No nome "Jesus" está presente o próprio Senhor Jesus Cristo, nosso dulcíssimo Redentor. E, se alguém desejar convencer-se mais profundamente disso, pode-se indicar a palavra do próprio Senhor Jesus, quando, demonstrando aos judeus a verdade de Seu ensinamento, dizia: "Se alguém quiser fazer a vontade de Deus, conhecerá a respeito desta doutrina" (Jo 7,17), isto é, conhecerá por experiência própria. Assim também aqui: entra no esforço da prática da Oração de Jesus — cuja aquisição, evidentemente, só é possível mediante uma vida reta e o cumprimento dos mandamentos evangélicos — alcança uma viva comunhão com Deus, une o teu coração ao Senhor Jesus Cristo, e então contemplarás em ti esse mistério, inacessível ao conhecimento terreno e a qualquer ciência deste mundo. Retirai a divindade do nome de Jesus Cristo, e ele será como o nome de qualquer um de nós. Que privilégio haveria, então, nesse nome exaltado acima de toda criatura? Mas ele nos é precioso como o nome de nosso Salvador; e nossa união com Ele é a nossa vida eterna.
Esse conhecimento é especialmente necessário para aqueles de nós que entram no esforço da prática da Oração de Jesus, porque, ao tomarmos consciência disso, surgem espontaneamente em nós o temor de Deus, a reverência, a atenção e, na medida do possível, uma atitude correta diante dessa obra. E isso contribui sobremaneira para o curso correto da oração e para o seu estabelecimento em nosso coração. É algo grandioso sentir, no nome "Jesus", a presença real do Filho de Deus. E esse é um dos mais altos mistérios da vida espiritual, a qual, como se sabe, tem por fundamento a comunhão com Cristo e a união de nosso espírito com Ele; por essa consciência, ela recebe, por assim dizer naturalmente, a força divina, criadora de todas as coisas e vivificante. Em suma, ela ressuscita dos mortos. Por que somos, em geral, fracos, débeis e impotentes em nosso serviço ao Senhor e em todas as nossas obras e esforços espirituais? Porque não possuímos essa consciência salvadora, que tudo vivifica.
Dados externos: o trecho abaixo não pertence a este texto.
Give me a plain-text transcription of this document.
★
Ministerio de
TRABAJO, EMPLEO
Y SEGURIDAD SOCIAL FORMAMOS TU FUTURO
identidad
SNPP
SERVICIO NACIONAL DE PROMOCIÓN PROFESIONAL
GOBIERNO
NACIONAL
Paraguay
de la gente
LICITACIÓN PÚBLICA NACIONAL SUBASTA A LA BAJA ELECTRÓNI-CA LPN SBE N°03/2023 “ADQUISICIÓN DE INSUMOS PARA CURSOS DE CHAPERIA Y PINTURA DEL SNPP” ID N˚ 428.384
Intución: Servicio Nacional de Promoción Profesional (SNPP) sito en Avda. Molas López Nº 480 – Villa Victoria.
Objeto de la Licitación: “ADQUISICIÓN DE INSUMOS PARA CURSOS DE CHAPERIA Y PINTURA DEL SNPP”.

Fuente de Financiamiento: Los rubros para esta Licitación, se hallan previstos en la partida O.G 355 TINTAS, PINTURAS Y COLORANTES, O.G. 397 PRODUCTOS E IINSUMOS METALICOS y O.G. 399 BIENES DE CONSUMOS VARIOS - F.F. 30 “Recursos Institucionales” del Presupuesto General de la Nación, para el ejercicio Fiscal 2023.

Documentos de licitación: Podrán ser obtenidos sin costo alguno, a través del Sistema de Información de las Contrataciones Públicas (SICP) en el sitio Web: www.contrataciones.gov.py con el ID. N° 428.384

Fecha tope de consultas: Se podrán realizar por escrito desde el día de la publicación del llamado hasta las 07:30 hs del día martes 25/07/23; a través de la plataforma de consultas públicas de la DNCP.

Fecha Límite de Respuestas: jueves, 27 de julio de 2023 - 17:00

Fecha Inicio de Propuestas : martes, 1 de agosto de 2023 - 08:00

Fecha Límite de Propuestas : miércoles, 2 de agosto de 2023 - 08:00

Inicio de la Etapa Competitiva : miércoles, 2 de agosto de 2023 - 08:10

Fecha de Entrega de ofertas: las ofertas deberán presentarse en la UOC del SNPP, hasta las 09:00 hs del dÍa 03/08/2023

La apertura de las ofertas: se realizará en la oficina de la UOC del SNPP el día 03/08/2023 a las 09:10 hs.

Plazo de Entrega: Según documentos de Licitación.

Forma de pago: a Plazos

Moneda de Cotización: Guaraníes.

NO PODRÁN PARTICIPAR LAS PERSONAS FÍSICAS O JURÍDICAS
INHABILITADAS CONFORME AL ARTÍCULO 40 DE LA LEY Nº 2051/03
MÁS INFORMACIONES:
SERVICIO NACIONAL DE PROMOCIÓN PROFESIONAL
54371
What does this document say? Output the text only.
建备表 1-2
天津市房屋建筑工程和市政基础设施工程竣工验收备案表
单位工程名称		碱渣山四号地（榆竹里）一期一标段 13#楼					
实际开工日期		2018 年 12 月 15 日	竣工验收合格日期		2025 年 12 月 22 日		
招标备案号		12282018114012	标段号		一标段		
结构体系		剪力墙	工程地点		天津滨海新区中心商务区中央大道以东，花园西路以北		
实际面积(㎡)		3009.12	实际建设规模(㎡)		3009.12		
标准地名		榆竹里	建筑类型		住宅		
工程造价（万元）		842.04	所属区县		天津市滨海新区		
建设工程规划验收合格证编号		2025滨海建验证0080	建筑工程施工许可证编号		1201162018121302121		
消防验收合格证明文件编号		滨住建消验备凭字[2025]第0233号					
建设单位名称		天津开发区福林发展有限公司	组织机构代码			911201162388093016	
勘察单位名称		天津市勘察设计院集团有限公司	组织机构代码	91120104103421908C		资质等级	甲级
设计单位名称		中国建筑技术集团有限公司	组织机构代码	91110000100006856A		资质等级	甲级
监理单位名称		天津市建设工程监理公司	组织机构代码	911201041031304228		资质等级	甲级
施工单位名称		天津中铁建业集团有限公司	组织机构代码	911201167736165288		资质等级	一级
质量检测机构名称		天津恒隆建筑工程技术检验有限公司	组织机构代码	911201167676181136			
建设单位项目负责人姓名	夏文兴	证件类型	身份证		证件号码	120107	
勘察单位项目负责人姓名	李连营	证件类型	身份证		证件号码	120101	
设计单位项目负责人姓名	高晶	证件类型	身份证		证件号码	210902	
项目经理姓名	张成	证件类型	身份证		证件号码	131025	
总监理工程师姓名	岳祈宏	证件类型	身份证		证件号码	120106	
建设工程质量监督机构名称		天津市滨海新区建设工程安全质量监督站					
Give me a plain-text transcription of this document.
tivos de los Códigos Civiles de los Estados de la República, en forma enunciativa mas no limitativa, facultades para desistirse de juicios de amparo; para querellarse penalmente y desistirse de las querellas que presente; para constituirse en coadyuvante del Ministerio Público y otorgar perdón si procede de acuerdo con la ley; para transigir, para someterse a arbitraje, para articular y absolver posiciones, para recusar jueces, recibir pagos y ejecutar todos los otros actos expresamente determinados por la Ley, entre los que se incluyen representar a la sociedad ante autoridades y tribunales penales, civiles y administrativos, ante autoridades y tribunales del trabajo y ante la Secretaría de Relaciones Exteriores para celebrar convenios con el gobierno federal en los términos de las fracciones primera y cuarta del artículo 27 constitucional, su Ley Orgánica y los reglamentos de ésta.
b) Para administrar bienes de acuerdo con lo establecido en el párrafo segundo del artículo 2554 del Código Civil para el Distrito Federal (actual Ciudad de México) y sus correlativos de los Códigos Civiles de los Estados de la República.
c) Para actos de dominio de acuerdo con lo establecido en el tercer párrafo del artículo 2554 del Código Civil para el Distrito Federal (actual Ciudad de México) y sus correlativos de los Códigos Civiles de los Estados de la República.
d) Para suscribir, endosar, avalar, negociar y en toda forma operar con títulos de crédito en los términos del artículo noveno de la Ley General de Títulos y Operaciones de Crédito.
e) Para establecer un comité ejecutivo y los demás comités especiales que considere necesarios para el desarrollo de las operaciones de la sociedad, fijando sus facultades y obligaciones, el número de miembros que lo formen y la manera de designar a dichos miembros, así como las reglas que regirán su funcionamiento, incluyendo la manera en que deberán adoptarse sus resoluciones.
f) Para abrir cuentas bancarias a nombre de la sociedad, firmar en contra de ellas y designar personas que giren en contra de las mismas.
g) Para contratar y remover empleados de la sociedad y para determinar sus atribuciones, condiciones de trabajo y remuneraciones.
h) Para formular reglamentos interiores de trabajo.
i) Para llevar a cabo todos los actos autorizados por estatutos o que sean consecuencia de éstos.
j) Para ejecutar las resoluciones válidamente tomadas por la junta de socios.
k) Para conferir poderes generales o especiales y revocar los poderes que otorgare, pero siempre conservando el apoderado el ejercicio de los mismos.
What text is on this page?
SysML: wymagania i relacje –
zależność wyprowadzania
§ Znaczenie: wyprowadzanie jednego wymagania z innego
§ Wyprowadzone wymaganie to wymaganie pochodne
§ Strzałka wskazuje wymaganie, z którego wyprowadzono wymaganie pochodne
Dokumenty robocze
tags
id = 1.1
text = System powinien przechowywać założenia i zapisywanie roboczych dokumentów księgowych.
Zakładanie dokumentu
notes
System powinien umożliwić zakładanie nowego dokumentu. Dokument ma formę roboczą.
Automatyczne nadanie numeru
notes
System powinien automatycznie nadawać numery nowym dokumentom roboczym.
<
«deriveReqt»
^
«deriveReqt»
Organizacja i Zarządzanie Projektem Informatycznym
Não apenas não queremos, mas até tememos reconhecer a presença do Filho de Deus em nossas orações dirigidas a Ele, movidos por maus pensamentos e pela disposição incorreta de nosso estado interior.
Entretanto, quando existe essa consciência — e, mais ainda, quando o Senhor concede que sintamos que, em Seu nome, Ele próprio, nosso divino Salvador, está presente com Sua temível presença — nossa oração entra em sua ordem própria. A alma, abalada e tomada pelo temor da presença de Deus, interrompe imediatamente seu incessante vagar pela face da terra e recolhe-se em si mesma com todas as suas forças e sentimentos. Já não resta lugar para pensamentos maus nem para a dispersão da mente; tornam-se necessários a atenção, a reverência, o santo temor, a sobriedade e todo o conjunto de disposições piedosas e boas. O coração derrete como cera diante do fogo ao sentir a proximidade do Filho de Deus e ao tocá-Lo com a mente e o coração, como ensina São Macário, o Egípcio. A aspereza e a grosseria naturais do coração transformam-se em disposição espiritual, e sua união com o Senhor torna-se verdadeira, efetiva e fácil: o amor de Deus, como vínculo interior, une o nosso espírito a Deus. Então o homem vê em si uma admirável transformação: a renovação de suas forças interiores, a vivificação de seu espírito. Ele ressuscita para a verdadeira vida, antes sufocada pelos movimentos da natureza anímico-corporal; entra na luz da face de Deus, participa da santidade do Senhor, prova que o Senhor é bom e vive no estado das potências supramundanas.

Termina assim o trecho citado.